We learned just how dangerous when CNPH in March 2021 honored the 500- plus nurses who made the ultimate sacrifice against that invisible foe during the preceding 12 virus-ravaged months.
That showed that, when Gov. Andrew Cuomo urgently called for help in March 2020 from medical and nursing students and faculty at all colleges and universities, and said, “This is a war,” it was not hyperbole.
Dyan Florez-Ho ’16 wrote of how she and Ariel Zhang ’16 started as commuting buddies to Adelphi, then got through clinical rotations together and are now together on the front lines as registered nurses at NYU Langone in the COVID extracorporeal membrane oxygenation intensive care unit (ECMO ICU). “It truly feels like we are on a battlefield and at war with COVID. [But] we only get stronger each day, helping patients defeat COVID.”
Anne Peirce, PhD, senior adjunct faculty, said, “Nightingale promoted the then radical ideas of hospital cleanliness, fresh air [and] nutritious food. … She was the first female member of the Royal Academy of Statisticians and one of the first individuals anywhere to use data to improve healthcare.”
“We are the beneficiaries of her dedication to alleviating suffering,” she said. Citing “her intellect, her political acumen, her fearlessness [and] her observation of pattern,” Dr. Peirce said, “she fostered the radical ideas of healthcare for all, modern hospitals, an educated nursing workforce, pension systems for the military, the rehabilitation phase of recovery, recreation facilities for soldiers, military medical education and the importance of public health.”
She added, “Any one of these issues would be a life accomplishment but these were all the work of one woman driven by her faith.”
The nurses educated here at Adelphi and elsewhere are using key tools against COVID-19 first advocated by Nightingale, such as good hygiene practices.
Kimberly Krasa ’20, a former Adelphi University Student Nurses Association president and current Northwell Health operating room RN, citing her sim lab training at CNPH, said she and her classmates “learned how to maintain proper sterility in sterile techniques” and other things in a simulated hospital setting. “All of these experiences in the sim lab helped to prepare me for my first RN job.”
Associate Professor Patricia Donohue-Porter, MS ’78, PhD ’87, said, “Persistent and sensitive caring by nurses has recently come more to light during the ravages of the pandemic but it is always in place, whether viewed in public or not.”
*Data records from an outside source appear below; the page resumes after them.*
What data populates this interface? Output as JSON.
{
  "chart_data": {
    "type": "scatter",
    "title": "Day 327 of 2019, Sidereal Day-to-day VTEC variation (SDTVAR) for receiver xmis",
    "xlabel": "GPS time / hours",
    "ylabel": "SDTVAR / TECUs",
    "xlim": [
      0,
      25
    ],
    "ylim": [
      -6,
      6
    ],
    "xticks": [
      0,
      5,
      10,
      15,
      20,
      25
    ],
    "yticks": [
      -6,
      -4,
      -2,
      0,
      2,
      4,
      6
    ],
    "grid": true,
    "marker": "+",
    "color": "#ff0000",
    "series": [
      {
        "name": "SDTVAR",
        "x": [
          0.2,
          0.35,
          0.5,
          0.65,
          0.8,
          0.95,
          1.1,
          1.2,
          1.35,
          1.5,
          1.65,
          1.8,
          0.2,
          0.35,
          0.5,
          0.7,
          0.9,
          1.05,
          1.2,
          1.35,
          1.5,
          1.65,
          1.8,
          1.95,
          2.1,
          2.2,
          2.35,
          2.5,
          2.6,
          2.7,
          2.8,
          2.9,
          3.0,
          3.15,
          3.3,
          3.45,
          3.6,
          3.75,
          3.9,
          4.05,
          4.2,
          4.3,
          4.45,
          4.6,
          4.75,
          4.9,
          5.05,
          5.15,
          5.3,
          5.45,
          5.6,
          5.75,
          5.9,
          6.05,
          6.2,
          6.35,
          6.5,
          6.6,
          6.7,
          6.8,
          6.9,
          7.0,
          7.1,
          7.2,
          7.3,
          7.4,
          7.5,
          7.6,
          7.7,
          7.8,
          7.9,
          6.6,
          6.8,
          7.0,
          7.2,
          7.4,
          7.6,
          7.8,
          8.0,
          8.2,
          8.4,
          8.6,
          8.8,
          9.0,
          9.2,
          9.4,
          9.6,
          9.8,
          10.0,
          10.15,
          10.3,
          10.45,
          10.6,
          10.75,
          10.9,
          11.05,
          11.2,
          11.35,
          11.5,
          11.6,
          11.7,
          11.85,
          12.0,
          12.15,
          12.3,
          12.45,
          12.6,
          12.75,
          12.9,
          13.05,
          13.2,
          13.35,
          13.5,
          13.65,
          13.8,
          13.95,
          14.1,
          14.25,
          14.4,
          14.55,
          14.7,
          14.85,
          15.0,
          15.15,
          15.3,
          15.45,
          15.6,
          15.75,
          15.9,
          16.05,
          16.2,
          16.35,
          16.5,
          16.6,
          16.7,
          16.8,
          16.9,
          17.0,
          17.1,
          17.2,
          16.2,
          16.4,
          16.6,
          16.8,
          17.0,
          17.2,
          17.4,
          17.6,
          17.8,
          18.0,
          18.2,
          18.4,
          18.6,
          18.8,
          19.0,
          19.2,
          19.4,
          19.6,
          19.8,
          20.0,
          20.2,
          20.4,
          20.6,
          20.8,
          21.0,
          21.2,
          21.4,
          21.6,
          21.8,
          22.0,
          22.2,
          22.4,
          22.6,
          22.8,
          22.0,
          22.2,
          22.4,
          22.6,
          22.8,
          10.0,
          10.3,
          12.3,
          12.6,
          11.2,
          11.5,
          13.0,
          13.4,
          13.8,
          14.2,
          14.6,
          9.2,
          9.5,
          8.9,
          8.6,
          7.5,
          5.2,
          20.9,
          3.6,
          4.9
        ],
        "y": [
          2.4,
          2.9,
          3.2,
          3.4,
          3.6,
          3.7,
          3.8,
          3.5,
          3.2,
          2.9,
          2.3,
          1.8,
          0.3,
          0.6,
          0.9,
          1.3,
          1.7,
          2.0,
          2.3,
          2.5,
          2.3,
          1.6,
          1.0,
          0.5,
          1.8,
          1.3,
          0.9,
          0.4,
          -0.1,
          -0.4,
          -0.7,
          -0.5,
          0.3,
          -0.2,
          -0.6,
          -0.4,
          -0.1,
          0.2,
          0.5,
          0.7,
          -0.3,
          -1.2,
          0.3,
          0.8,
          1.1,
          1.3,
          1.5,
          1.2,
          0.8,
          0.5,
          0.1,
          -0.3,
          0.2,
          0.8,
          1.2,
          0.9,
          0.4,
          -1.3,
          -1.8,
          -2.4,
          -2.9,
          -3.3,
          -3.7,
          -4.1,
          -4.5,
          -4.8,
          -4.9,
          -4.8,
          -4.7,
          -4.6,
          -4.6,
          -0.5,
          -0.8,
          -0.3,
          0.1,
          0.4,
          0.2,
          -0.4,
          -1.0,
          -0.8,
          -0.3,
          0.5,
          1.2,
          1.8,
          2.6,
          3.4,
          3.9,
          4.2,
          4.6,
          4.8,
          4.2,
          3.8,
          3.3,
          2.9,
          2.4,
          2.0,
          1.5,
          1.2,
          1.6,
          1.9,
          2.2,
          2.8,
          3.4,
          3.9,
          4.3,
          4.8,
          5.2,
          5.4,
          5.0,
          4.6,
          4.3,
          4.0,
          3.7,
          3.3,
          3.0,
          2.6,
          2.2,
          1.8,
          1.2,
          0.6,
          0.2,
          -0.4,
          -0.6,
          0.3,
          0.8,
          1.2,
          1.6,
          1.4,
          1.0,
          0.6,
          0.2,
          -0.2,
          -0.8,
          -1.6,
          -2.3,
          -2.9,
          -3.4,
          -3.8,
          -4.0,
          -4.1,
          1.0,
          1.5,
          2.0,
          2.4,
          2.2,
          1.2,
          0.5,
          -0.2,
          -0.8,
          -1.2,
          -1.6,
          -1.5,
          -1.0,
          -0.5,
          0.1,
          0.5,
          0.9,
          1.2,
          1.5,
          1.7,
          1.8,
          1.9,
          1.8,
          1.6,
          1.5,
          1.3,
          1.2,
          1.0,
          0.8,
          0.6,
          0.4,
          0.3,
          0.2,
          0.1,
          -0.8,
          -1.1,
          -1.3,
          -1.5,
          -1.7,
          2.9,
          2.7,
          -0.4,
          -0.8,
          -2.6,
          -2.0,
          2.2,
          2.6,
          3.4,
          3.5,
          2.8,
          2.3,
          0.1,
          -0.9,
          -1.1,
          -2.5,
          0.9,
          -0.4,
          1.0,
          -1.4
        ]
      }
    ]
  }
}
Kassandra Vetrano ’21 a certified nursing assistant at Mercy Medical Center in Rockville Centre, New York, empathizes with her patients. “I know how alone and scared I felt when I had COVID, so I feel like I can relate to them and I can say, ‘Hey, I’m with you.'”
“I knew my role to support my patients emotionally and help them on their path to COVID-19 recovery is why I became a nurse in the first place,” said Marie Walsh ’15, front-line RN at New York Community Hospital.
Dr. Donohue-Porter observed that Nightingale’s observations in her book, Notes on Nursing, are “deeply shared between nursing faculty and students at Adelphi.”
Just as nurses in the past looked to Nightingale for inspiration, so the nurses and nursing students of today and tomorrow continue to be inspired by her legacy.
Last September, in an online message welcoming new and returning CNPH students, Professor Marilyn Klainberg ’63, MS ’77, EdD, said, “History has taught us that, from Florence Nightingale to you, you are providing healthcare and saving lives. Your purpose will always change so many lives for the better.”